Emelec superó sin turbulencias al frágil Aucas de Luis Soler

Guayaquil (API) – Fue un picnic eléctrico. Emelec encontró espacios en momentos justos y logró sacar adelante un plan que tantas veces se chocó contra el muro por parte de Mariano Soso. Los foráneos esta vez marcaron la diferencia y consolidaron la idea de un funcionamiento simple, rompiendo líneas.

Notable esfuerzo de Queiroz y López Pissano para el cambio de velocidad en la mitad de la cancha. Aucas quedó mal parado y blanqueado en su propósito de poner la pelota contra el piso.

El primer tanto no demoró en llegar. Pésima salida de la defensa oriental para marcar en un saque de esquina y arribo limpio de Ronaldo Johnson para convertir el 1 a 0 eléctrico. Un lateral que pisa firme y que llega con panorama, el ex Deportivo Cuenca le da la razón a Soso de aplicar a un jugador con perfil moderno y ambiciones bien canalizadas.

La presión eléctrica se hizo sentir en toda la apertura del juego. Malas referencias de Aucas al marcar. Lara y Romero, los dos zagueros centrales de Soler, debieron ser expulsados, les ganó la vehemencia y su falta de velocidad. Para colmo de males en tienda oriental, la conexión entre los creativos y Montaño estaba cortada y se desperdició demasiado la posesión del balón.

Justo cuando el primer tiempo expiraba, Aucas volvió a caer en un error capital. Nueva pelota parada, buen surtido para invadir de derecha a izquierda y la entrometida intervención de Johnny Quiñónez para conjugar un gol en contra que sumó bonos a los azules. El 2 a 0 era merecido, pero no tanto, porque los dirigidos por Soso merecieron una cuenta mucho más generosa.

El complemento arrancó con algo más de picante por parte de Aucas. El ingreso de John Pereira colaboró para tener más opciones en el frente de ataque. Rescatable lo de Rizotto y Alvarado para sostener la pelota y no correr con apuros. Después entraría en acción el venezolano Enson Rodríguez, un creativo que abrió la cancha un par de veces con mucha destreza.
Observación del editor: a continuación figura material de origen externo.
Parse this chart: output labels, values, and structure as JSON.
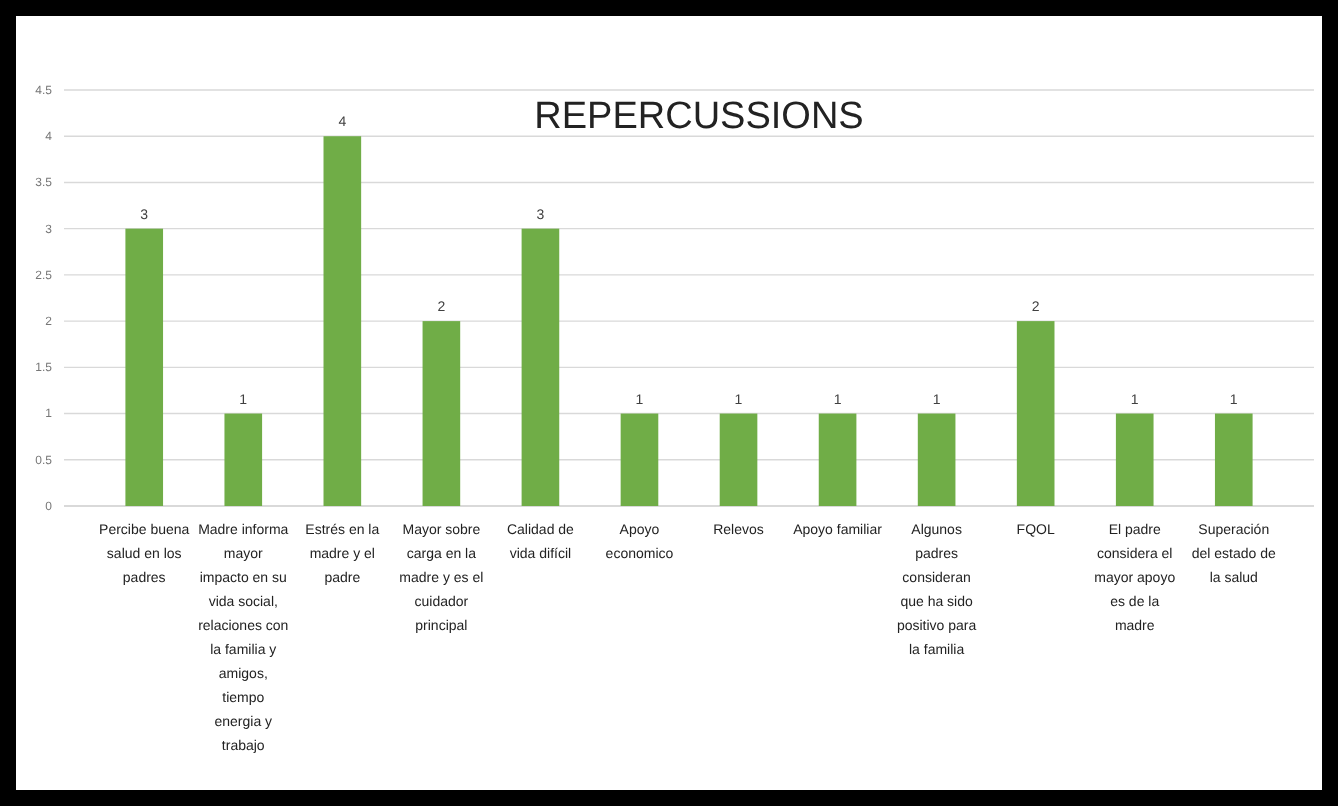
{
  "chart_data": {
    "type": "bar",
    "title": "REPERCUSSIONS",
    "categories": [
      "Percibe buena salud en los padres",
      "Madre informa mayor impacto en su vida social, relaciones con la familia y amigos, tiempo energia y trabajo",
      "Estrés en la madre y el padre",
      "Mayor sobre carga en la madre y es el cuidador principal",
      "Calidad de vida difícil",
      "Apoyo economico",
      "Relevos",
      "Apoyo familiar",
      "Algunos padres consideran que ha sido positivo para la familia",
      "FQOL",
      "El padre considera el mayor apoyo es de la madre",
      "Superación del estado de la salud"
    ],
    "values": [
      3,
      1,
      4,
      2,
      3,
      1,
      1,
      1,
      1,
      2,
      1,
      1
    ],
    "color": "#70ad47",
    "ylim": [
      0,
      4.5
    ],
    "yticks": [
      0,
      0.5,
      1,
      1.5,
      2,
      2.5,
      3,
      3.5,
      4,
      4.5
    ],
    "grid": "y",
    "data_labels": true
  }
}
Emelec, pasada la hora del partido, tomó una decisión importante para sacar adelante el partido. Los ingresos de Matamoros y Burbano impulsaron un ataque mucho más frontal, y se hizo angosto el campo. Si bien se perdieron opciones de descarga, los hombres del Bombillo se volvieron mucho más utilitarios para evitar las arremetidas orientales. Arroyo y Queiroz estuvieron impecables.

Aucas perdió los libros antes de hora. Voluntad no le faltó al equipo de Soler, corrieron cada pelota suelta. El problema oriental pasó por la falta de capacidad de sus creativos para romper con el orden del rival, cayeron en el juego de no abrir demasiado la cancha y terminaron cayendo en un embudo.

Victoria reconfortante para el equipo de Soso. Luego de varias jornadas, Emelec volvió a ganar dejando pistas que una nueva identidad se está construyendo. Aucas volvió a las lagunas procedimentales, siempre cerrando jugadas de forma imprudente y torpe. A Soler no le acaba de calzar ninguno de los múltiples esquemas y rotaciones que ha implementado, su discurso anda devaluado y muchas voces lo van empujando fuera del banquillo en el corto plazo.